Last month, marine scientists identified as many as 25,000 barrels believed to contain dichlorodiphenyltrichloroethane, better known as DDT, in the Pacific Ocean. The hazardous waste barrels were discovered on the ocean floor between Catalina Island and the Los Angeles coast.
Researchers suspected the area was used as a major industrial dumping site
from the 1930s until 1972, when the Marine Protection, Research and Sanctuaries Act (MPRSA) was adopted.
Since then, marine animals in the area have been known to test positive for high levels of DDT, and the chemical has been linked to cancer among the local sea lion population.
Although further testing is needed to confirm the contents of the barrels, experts believe between 320 and 640 tons of DDT
may be present. It is unclear if any of the potentially hazardous waste leaked out of its containers and into the ocean.
In the Marine Protection, Research and Sanctuaries Act of 1972
, Congress empowered the US Environmental Protection Agency (EPA) to "regulate the dumping of all types of materials into ocean waters and to prevent or strictly limit the dumping into ocean waters of any material which would adversely affect" either human health or the marine environment.
EPA has codified ocean dumping regulations in 40 CFR 220–229. These rules focus primarily on establishing and maintaining a permitting program. Under this program, EPA may issue permits for:
Learn more about how EPA decides to issue ocean dumping permits here.
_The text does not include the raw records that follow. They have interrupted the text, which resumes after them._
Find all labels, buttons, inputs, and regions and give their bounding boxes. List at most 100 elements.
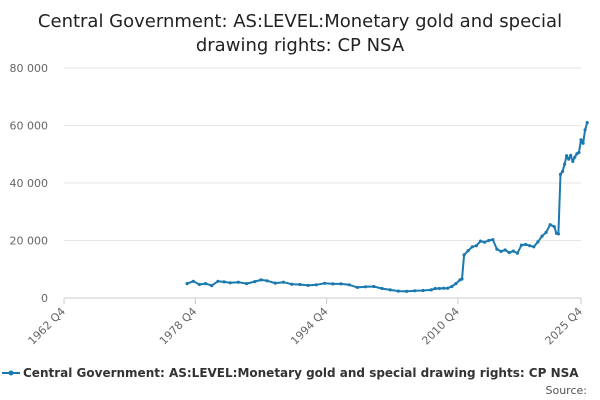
data-point[interactable] [552,225,556,229]
y-tick-label: 80 000 [10,62,49,75]
data-point[interactable] [197,282,201,287]
data-point[interactable] [478,239,483,243]
data-point[interactable] [491,238,495,242]
data-point[interactable] [454,282,458,286]
data-point[interactable] [540,234,544,238]
data-point[interactable] [544,230,548,234]
data-point[interactable] [579,138,583,142]
data-point[interactable] [560,169,565,174]
data-point[interactable] [569,153,573,157]
data-point[interactable] [470,245,474,249]
legend-marker-icon [8,370,14,376]
y-axis: 0 20 000 40 000 60 000 80 000 [10,62,49,305]
data-point[interactable] [347,283,351,287]
y-tick-label: 0 [41,292,48,305]
data-point[interactable] [433,286,437,291]
data-point[interactable] [298,282,302,287]
data-point[interactable] [577,150,581,155]
legend[interactable]: Central Government: AS:LEVEL:Monetary go… [2,366,579,380]
y-tick-label: 20 000 [10,235,49,248]
chart-title: Central Government: AS:LEVEL:Monetary go… [38,11,562,56]
x-axis: 1962 Q4 1978 Q4 1994 Q4 2010 Q4 2025 Q4 [26,297,586,348]
data-point[interactable] [565,154,569,158]
data-point[interactable] [273,281,277,285]
data-point[interactable] [380,286,384,291]
x-tick-label: 2025 Q4 [543,305,586,348]
data-point[interactable] [421,288,425,293]
x-tick-label: 1962 Q4 [26,305,69,348]
data-point[interactable] [265,279,269,283]
data-point[interactable] [499,249,503,253]
data-point[interactable] [355,285,359,289]
data-point[interactable] [460,277,464,281]
data-point[interactable] [236,280,240,284]
data-point[interactable] [185,282,189,286]
gridlines [64,67,581,241]
data-point[interactable] [210,284,214,288]
data-point[interactable] [339,282,343,286]
chart-title-line-1: Central Government: AS:LEVEL:Monetary go… [38,11,562,32]
data-point[interactable] [446,286,450,290]
data-point[interactable] [524,242,528,247]
data-point[interactable] [323,281,327,285]
data-point[interactable] [573,155,577,159]
x-tick-label: 2010 Q4 [419,305,462,348]
data-point[interactable] [571,159,575,163]
data-point[interactable] [563,162,567,166]
data-point[interactable] [204,282,208,286]
x-tick-label: 1978 Q4 [157,305,200,348]
data-point[interactable] [259,278,263,282]
data-point[interactable] [314,283,318,287]
data-point[interactable] [450,284,454,289]
data-point[interactable] [474,244,478,248]
data-point[interactable] [216,279,220,283]
data-point[interactable] [487,238,491,243]
data-point[interactable] [536,240,540,244]
data-point[interactable] [364,285,368,289]
data-point[interactable] [519,243,524,247]
data-point[interactable] [585,121,589,125]
data-point[interactable] [558,172,563,176]
data-point[interactable] [413,289,417,293]
legend-series-label[interactable]: Central Government: AS:LEVEL:Monetary go… [23,366,579,380]
data-point[interactable] [372,284,376,289]
series-line [186,121,589,293]
data-point[interactable] [331,282,335,286]
source-label: Source: [546,384,588,397]
data-point[interactable] [583,128,587,132]
data-point[interactable] [405,289,409,293]
y-tick-label: 40 000 [10,177,49,190]
data-point[interactable] [581,141,585,145]
data-point[interactable] [548,223,552,227]
data-point[interactable] [228,281,232,285]
data-point[interactable] [437,286,441,291]
data-point[interactable] [245,282,249,286]
data-point[interactable] [388,288,392,292]
data-point[interactable] [556,232,561,236]
data-point[interactable] [253,280,257,284]
data-point[interactable] [567,157,571,161]
data-point[interactable] [290,282,294,286]
data-point[interactable] [511,249,515,253]
x-tick-label: 1994 Q4 [288,305,331,348]
data-point[interactable] [306,283,310,287]
data-point[interactable] [191,279,195,283]
data-point[interactable] [429,288,433,292]
data-point[interactable] [441,286,446,290]
data-point[interactable] [396,289,400,293]
data-point[interactable] [466,249,470,253]
data-point[interactable] [483,240,487,244]
y-tick-label: 60 000 [10,120,49,133]
series-layer [185,121,589,293]
chart-title-line-2: drawing rights: CP NSA [196,35,405,56]
data-point[interactable] [528,244,532,248]
data-point[interactable] [515,251,520,255]
data-point[interactable] [507,251,511,255]
data-point[interactable] [222,280,226,284]
data-point[interactable] [532,245,536,249]
data-point[interactable] [281,280,286,284]
data-point[interactable] [495,247,499,251]
data-point[interactable] [462,253,466,257]
data-point[interactable] [503,248,507,252]
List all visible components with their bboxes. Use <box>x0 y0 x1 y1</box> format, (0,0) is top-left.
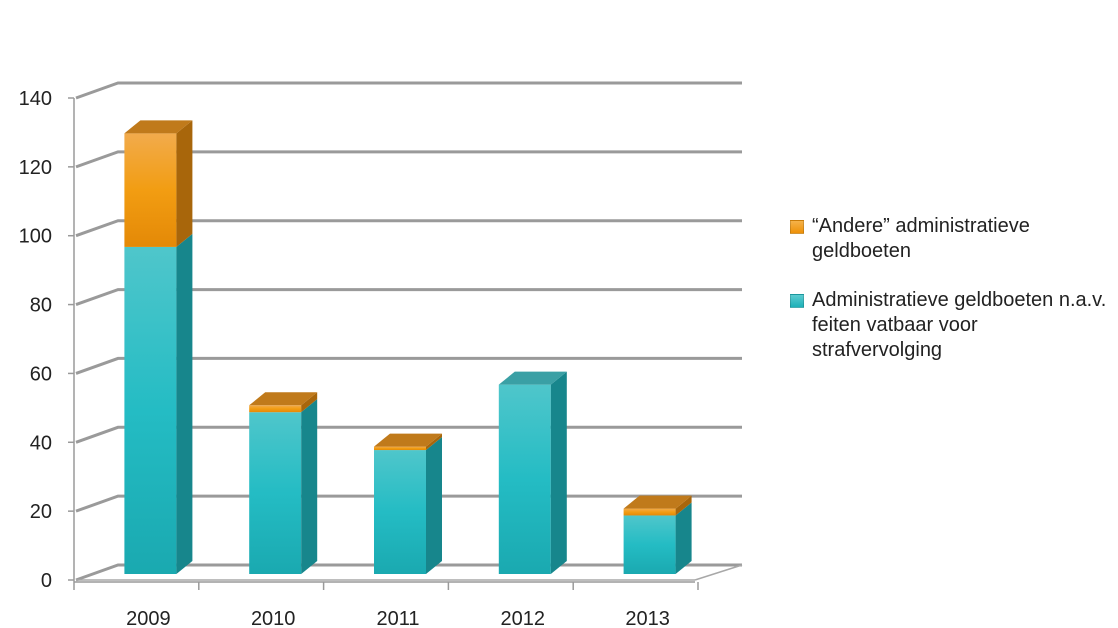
bar-2013-andere <box>623 508 676 516</box>
gridline <box>75 356 742 375</box>
bar-top-2009 <box>124 120 193 134</box>
y-tick-label: 60 <box>30 363 52 385</box>
axes <box>68 97 699 590</box>
gridline <box>75 219 742 238</box>
y-tick-label: 20 <box>30 501 52 523</box>
bar-top-2012 <box>498 371 567 385</box>
bar-side-2009 <box>176 120 193 247</box>
bar-side-2012 <box>550 371 567 574</box>
floor-right-edge <box>694 564 743 581</box>
bar-2010-andere <box>249 405 302 413</box>
gridlines <box>75 81 743 582</box>
x-tick-label: 2012 <box>501 608 546 628</box>
legend-swatch-andere <box>790 220 804 234</box>
x-tick-label: 2010 <box>251 608 296 628</box>
y-tick-label: 100 <box>19 226 52 248</box>
x-tick-label: 2013 <box>625 608 670 628</box>
legend-item-strafvervolging: Administratieve geldboeten n.a.v. feiten… <box>790 288 1110 363</box>
bar-side-2011 <box>426 433 442 451</box>
x-axis-labels: 2009 2010 2011 2012 2013 <box>126 608 670 628</box>
bar-2010-strafvervolging <box>249 412 302 574</box>
bar-2012-strafvervolging <box>498 384 551 574</box>
legend-swatch-strafvervolging <box>790 294 804 308</box>
bar-2013-strafvervolging <box>623 515 676 574</box>
y-tick-label: 40 <box>30 432 52 454</box>
x-tick-label: 2009 <box>126 608 171 628</box>
gridline <box>75 81 742 100</box>
y-axis-labels: 0 20 40 60 80 100 120 140 <box>19 88 52 592</box>
legend-label-strafvervolging: Administratieve geldboeten n.a.v. feiten… <box>812 289 1107 361</box>
bar-top-2010 <box>249 392 318 406</box>
bar-side-2010 <box>301 399 318 574</box>
bar-top-2011 <box>374 433 442 447</box>
gridline <box>75 288 742 306</box>
bar-2009-andere <box>124 133 177 247</box>
bars <box>124 120 692 574</box>
bar-side-2011 <box>426 437 442 574</box>
x-tick-label: 2011 <box>376 608 419 628</box>
bar-top-2013 <box>623 495 692 509</box>
gridline <box>75 150 742 169</box>
bar-2009-strafvervolging <box>124 246 177 574</box>
bar-side-2010 <box>301 392 318 413</box>
bar-2011-andere <box>374 446 426 451</box>
y-tick-label: 120 <box>19 157 52 179</box>
legend-item-andere: “Andere” administratieve geldboeten <box>790 214 1110 264</box>
legend-label-andere: “Andere” administratieve geldboeten <box>812 215 1030 262</box>
bar-2011-strafvervolging <box>374 450 426 574</box>
bar-side-2013 <box>675 502 692 574</box>
bar-side-2013 <box>675 495 692 516</box>
bar-side-2009 <box>176 233 193 574</box>
y-tick-label: 80 <box>30 295 52 317</box>
legend: “Andere” administratieve geldboeten Admi… <box>790 214 1110 387</box>
y-tick-label: 0 <box>41 570 52 592</box>
y-tick-label: 140 <box>19 88 52 110</box>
- Dumping into ocean waters;
- Transporting any material from the US (or on board any vessel or aircraft of the US from a location outside the country) for the purpose of dumping the material into ocean waters; or
- Dumping into the territorial sea or the contiguous zone of the US.
What’s Ahead for EPA in 2021?
Michael Regan, the former secretary of North Carolina’s Department of Environmental Quality, was confirmed as US EPA’s new Administrator on March 10, 2021. In an April 9 press release, Administrator Regan remarked on President Biden’s fiscal year 2022 discretionary request of $11.2 billion
for the Environmental Protection Agency, the largest budget ever for the Agency. EPA is planning to focus on preventing and cleaning up environmental damage and to build up its critical staff capacity to carry out is core duties and functions.